Breaking: A Big Democratic Party Narrative
“...a dangerous and growing inequality and lack of upward mobility... has jeopardized middle-class America’s basic bargain ― that if you work hard, you have a chance to get ahead. I believe this is the defining challenge of our time: making sure our economy works for every working American. It’s why I ran for President. It was at the center of last year’s campaign. It drives everything I do in this office." — President Barack Obama, 2013
"for 40 years, the American middle class has been disappearing. Millions of people are working longer hours for lower wages despite a huge increase in technology and productivity. And what we have seen during that period is... massive wealth and income inequality..." — Bernie Sanders, 2015
"The point is to stem runaway income inequality, where wealth begins to automatically compound at obscene rates for the extremely rich w/o lifting a finger - often at the cost of low wages. This is a huge driving factor in income & wealth inequality & few want to talk about it." — Alexandria Ocasio-Cortez, 2019
"Income inequality" was a term we started to hear quite a bit during Barack Obama's re-election campaign back in 2012. It was framed by the president as worsening problem; a crisis in fact — this notion that rich people were becoming unacceptably wealthier than the middle class, and thus should pay more taxes to somehow balance out the playing field.

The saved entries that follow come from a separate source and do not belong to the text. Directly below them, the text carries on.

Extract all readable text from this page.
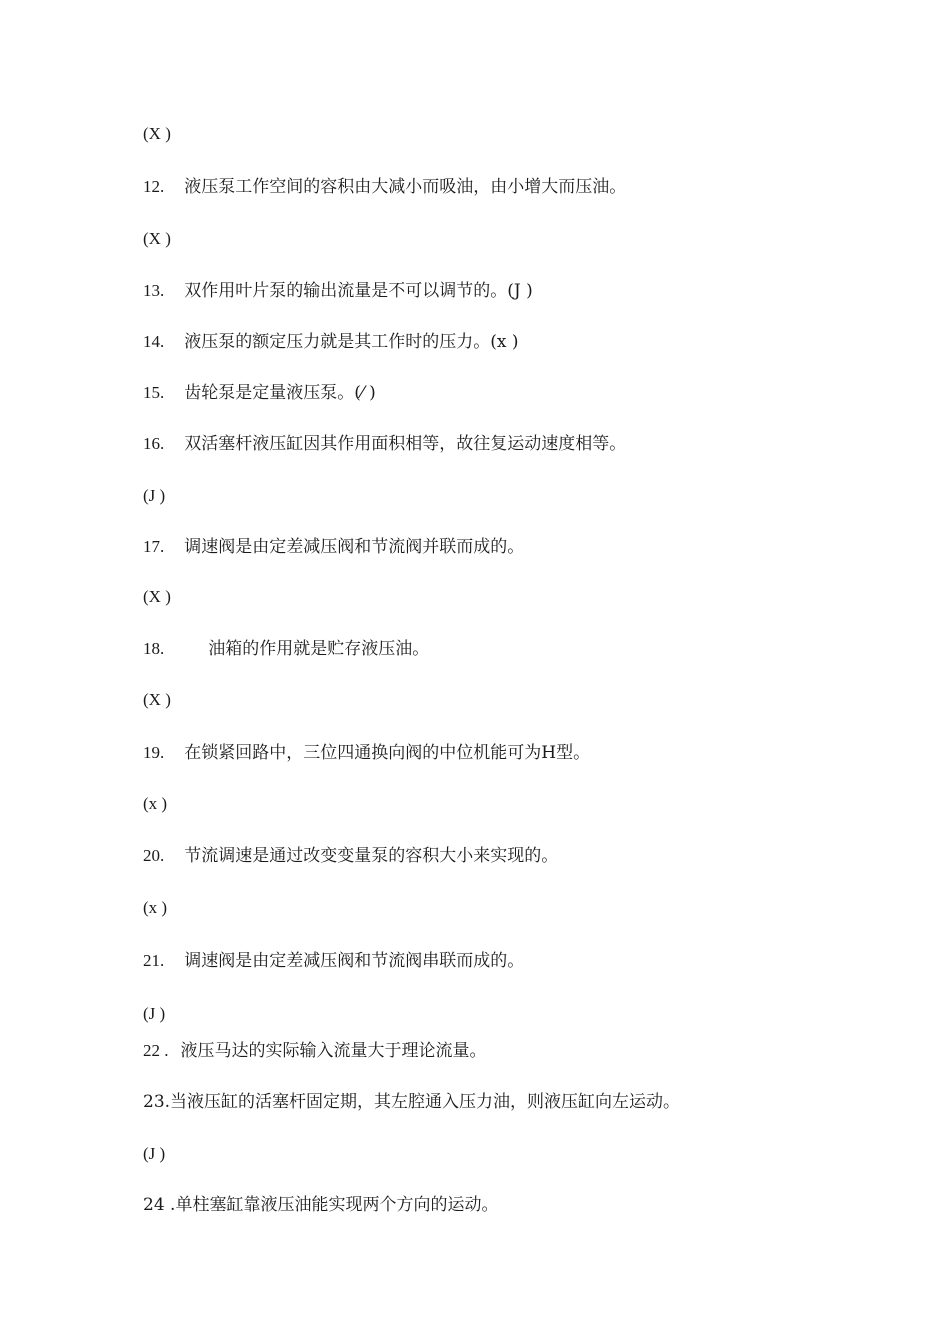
(X )
12. 液压泵工作空间的容积由大减小而吸油，由小增大而压油。
(X )
13. 双作用叶片泵的输出流量是不可以调节的。(J )
14. 液压泵的额定压力就是其工作时的压力。(x )
15. 齿轮泵是定量液压泵。(⁄ )
16. 双活塞杆液压缸因其作用面积相等，故往复运动速度相等。
(J )
17. 调速阀是由定差减压阀和节流阀并联而成的。
(X )
18.	油箱的作用就是贮存液压油。
(X )
19. 在锁紧回路中，三位四通换向阀的中位机能可为H型。
(x )
20. 节流调速是通过改变变量泵的容积大小来实现的。
(x )
21. 调速阀是由定差减压阀和节流阀串联而成的。
(J )
22 . 液压马达的实际输入流量大于理论流量。
23.当液压缸的活塞杆固定期，其左腔通入压力油，则液压缸向左运动。
(J )
24 .单柱塞缸靠液压油能实现两个方向的运动。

At the time, Obama's political future was very much in question. Americans were still struggling with the nation's slowest economic recovery since the Great Depression, and the polls going into 2012 showed that voters had just about lost patience with the president. Understanding that the economy likely wasn't going to show any rapid improvement before election day, the Obama camp decided that a class warfare campaign was their best hope of sticking around for another four years.
Thus, with the help of many in the mainstream media, wealthy people were turned into the cause of the anemic recovery, and forcing them to pay their “fair share” was the proposed solution. It didn’t make a lick of economic sense, but the stoking of economic resentment indeed resonated with much of the electorate.
After all, it’s not exactly a tough sell to convince people of the conventional wisdom that “the rich get richer and the poor get poorer.” It’s even easier when a lot of people are struggling to stay afloat in a terrible economy. And in the end, it was enough to give Obama the win over a highly successful businessman whose personal wealth was front and center.
Since then, “income inequality” has become a mainstream political term, with top leaders within the Democratic Party insisting that its rise, and the “disappearance of the middle class,” are among the greatest threats our nation faces. In fact, just about every 2020 Democratic presidential candidate has been running, in part, on how to address the issue, with new terms like "economic justice" entering the fray.
Senator Elizabeth Warren has even put forth, in the name of income inequality, a radical “wealth tax” proposal that could cost the nation’s richest employers hundreds of billions of dollars.
But a report today from the U.S. Census Bureau may have just thrown a big, cold bucket of water on the entire premise of growing income inequality.
As illustrated in a helpful graph from the American Enterprise Institute, a statistical measure of income inequality known as the Gini Coefficient has remained virtually flat for — wait for it — the last 25 years:
This is what Obama referred to as “the defining challenge of our time”?
Do you know what else has remained virtually flat over the last 25 years? The income shares of the top 5 and 20 percent of U.S. households:
So... Where's the growing inequality?
But wait. Is Bernie Sanders at least right when he says the middle class is disappearing?
Yes, he actually is. However, it’s not because these people are falling further behind the rich. It’s because they’ve been moving into higher income brackets:
As Mark Perry of the AEI points, out, "The share of US households making $100K (2018 $$) has more than tripled since 1967, from 9% to 30.4%."
Keep in mind that these aren’t the findings of some partisan group. We’re talking about data directly from the U.S. Census Bureau.
One would think that this information would devastate the campaign platforms of some of the top Democratic presidential candidates, but something tells me that neither they, nor much of the media, will put much stock in, or at least give much time to, these particular findings in U.S. Census report.
After all, who needs facts when the narrative is what’s important.